A sufficient proof of loss for the insured's accidental death having been filed on the known policy, a further proof on the other like policy with the same company was not actually necessary: Girard Life Insurance, etc., v. Mutual LifeInsurance Company of New York, 97 Pa. 15; Telesky v. FidelityGuaranty Fire Corporation, 140 Pa. Super. 457,13 A.2d 899. But, to use that legal circumstance, as did the court below to start the running of the two-year limitation on theunknown policy does violence to the plaintiff's rights. The proof first filed was not filed in behalf of the beneficiary's then unknown right under the undiscovered policy. The proof so filed could not have become a substituted proof under *Page 508 
the unknown policy at least until it had been discovered and its existence thus made known to the beneficiary. The law does not bind one fictitiously with action which there was neither duty nor occasion to take in the circumstances.
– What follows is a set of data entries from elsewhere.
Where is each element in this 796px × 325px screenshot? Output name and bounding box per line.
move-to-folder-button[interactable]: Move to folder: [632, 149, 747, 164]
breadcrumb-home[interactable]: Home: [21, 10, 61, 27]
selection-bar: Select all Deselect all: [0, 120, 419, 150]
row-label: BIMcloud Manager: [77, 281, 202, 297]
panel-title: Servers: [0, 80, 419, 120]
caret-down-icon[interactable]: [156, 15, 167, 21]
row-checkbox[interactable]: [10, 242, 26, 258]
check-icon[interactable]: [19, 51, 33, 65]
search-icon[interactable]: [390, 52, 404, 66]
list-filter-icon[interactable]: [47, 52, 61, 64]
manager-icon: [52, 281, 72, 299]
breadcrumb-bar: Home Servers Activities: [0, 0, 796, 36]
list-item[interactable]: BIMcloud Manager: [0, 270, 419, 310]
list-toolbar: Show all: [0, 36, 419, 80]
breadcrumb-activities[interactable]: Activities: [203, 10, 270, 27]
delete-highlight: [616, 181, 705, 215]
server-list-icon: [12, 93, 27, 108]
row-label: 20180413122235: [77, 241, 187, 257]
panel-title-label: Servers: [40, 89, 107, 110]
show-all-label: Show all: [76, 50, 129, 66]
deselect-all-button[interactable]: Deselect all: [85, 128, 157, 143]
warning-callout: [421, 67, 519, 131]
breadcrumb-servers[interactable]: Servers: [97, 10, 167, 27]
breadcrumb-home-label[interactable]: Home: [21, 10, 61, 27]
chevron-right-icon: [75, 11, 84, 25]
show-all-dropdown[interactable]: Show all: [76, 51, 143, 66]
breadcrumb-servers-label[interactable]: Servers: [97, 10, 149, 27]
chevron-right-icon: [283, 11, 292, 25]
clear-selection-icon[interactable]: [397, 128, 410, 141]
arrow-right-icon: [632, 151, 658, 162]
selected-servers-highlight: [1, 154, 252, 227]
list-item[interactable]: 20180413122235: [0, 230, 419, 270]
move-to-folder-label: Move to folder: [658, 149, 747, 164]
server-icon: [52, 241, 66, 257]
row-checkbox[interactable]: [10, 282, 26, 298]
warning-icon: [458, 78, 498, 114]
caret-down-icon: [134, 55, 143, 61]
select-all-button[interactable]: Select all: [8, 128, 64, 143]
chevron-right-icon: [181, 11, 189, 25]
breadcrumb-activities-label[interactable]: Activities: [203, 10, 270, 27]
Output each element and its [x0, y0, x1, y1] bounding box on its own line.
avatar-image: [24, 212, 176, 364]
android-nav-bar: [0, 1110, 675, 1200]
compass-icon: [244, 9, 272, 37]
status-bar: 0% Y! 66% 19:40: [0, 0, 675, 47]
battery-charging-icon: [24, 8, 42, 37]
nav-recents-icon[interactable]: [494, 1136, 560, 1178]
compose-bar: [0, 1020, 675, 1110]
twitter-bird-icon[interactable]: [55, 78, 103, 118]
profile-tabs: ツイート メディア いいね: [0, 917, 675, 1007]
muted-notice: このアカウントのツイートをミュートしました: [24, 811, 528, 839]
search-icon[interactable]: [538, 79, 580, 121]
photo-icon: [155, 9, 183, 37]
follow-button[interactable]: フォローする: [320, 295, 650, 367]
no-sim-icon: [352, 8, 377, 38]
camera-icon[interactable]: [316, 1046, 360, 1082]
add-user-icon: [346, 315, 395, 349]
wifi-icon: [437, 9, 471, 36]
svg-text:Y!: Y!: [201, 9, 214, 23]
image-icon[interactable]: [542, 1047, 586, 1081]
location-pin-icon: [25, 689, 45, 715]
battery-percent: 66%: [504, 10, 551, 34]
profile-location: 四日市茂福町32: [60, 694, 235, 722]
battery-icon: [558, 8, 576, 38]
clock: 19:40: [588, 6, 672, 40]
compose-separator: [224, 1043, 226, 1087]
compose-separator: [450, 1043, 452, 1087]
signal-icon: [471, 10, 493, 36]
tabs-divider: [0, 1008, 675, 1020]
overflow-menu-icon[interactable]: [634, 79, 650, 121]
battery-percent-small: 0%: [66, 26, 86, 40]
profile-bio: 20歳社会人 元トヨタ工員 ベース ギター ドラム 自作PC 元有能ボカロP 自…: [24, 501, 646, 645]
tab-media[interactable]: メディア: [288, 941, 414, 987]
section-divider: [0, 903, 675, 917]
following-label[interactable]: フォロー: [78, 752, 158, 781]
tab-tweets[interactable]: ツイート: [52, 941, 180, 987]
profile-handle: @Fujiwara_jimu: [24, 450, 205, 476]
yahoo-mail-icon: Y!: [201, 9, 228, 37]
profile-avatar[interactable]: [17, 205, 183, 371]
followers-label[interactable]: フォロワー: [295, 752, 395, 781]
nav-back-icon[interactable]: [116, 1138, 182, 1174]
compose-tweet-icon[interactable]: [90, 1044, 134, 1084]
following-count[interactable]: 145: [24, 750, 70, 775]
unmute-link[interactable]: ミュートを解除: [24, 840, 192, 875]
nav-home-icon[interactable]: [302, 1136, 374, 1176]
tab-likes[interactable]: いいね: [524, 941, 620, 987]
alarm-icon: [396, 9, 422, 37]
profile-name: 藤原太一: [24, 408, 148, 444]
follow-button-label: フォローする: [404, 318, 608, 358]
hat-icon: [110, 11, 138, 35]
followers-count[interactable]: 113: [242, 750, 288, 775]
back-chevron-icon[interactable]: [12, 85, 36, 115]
The one important question in this litigation is the question of fact as to whether the beneficiary's failure to discover the policy in her favor until February 22, 1943, was excusable. That question, the defendant has never yet put in issue. I should, accordingly, reverse and send the case back for a trial on its merits if the defendant sees fit to put in an affidavit of defense on the merits.
Mr. Justice PATTERSON joins in this dissent.
1 The policy was found on February 22, 1943. The ninety-day period for the filing of proof of loss in ordinary course had then expired. The insured had died from accidental cause on December 31, 1941. But, within a day of the finding of the policy, viz., on February 23, 1943, the beneficiary requested the defendant to furnish her with proof of loss forms which, by letter of March 8, 1943, the defendant refused to do. None the less, on March 19, 1943, the plaintiff furnished the defendant with written proof covering the occurrence, character and extent of the loss for which she made claim under the policy. The defendant having refused to pay the policy, the instant suit on the policy was entered on September 8, 1944.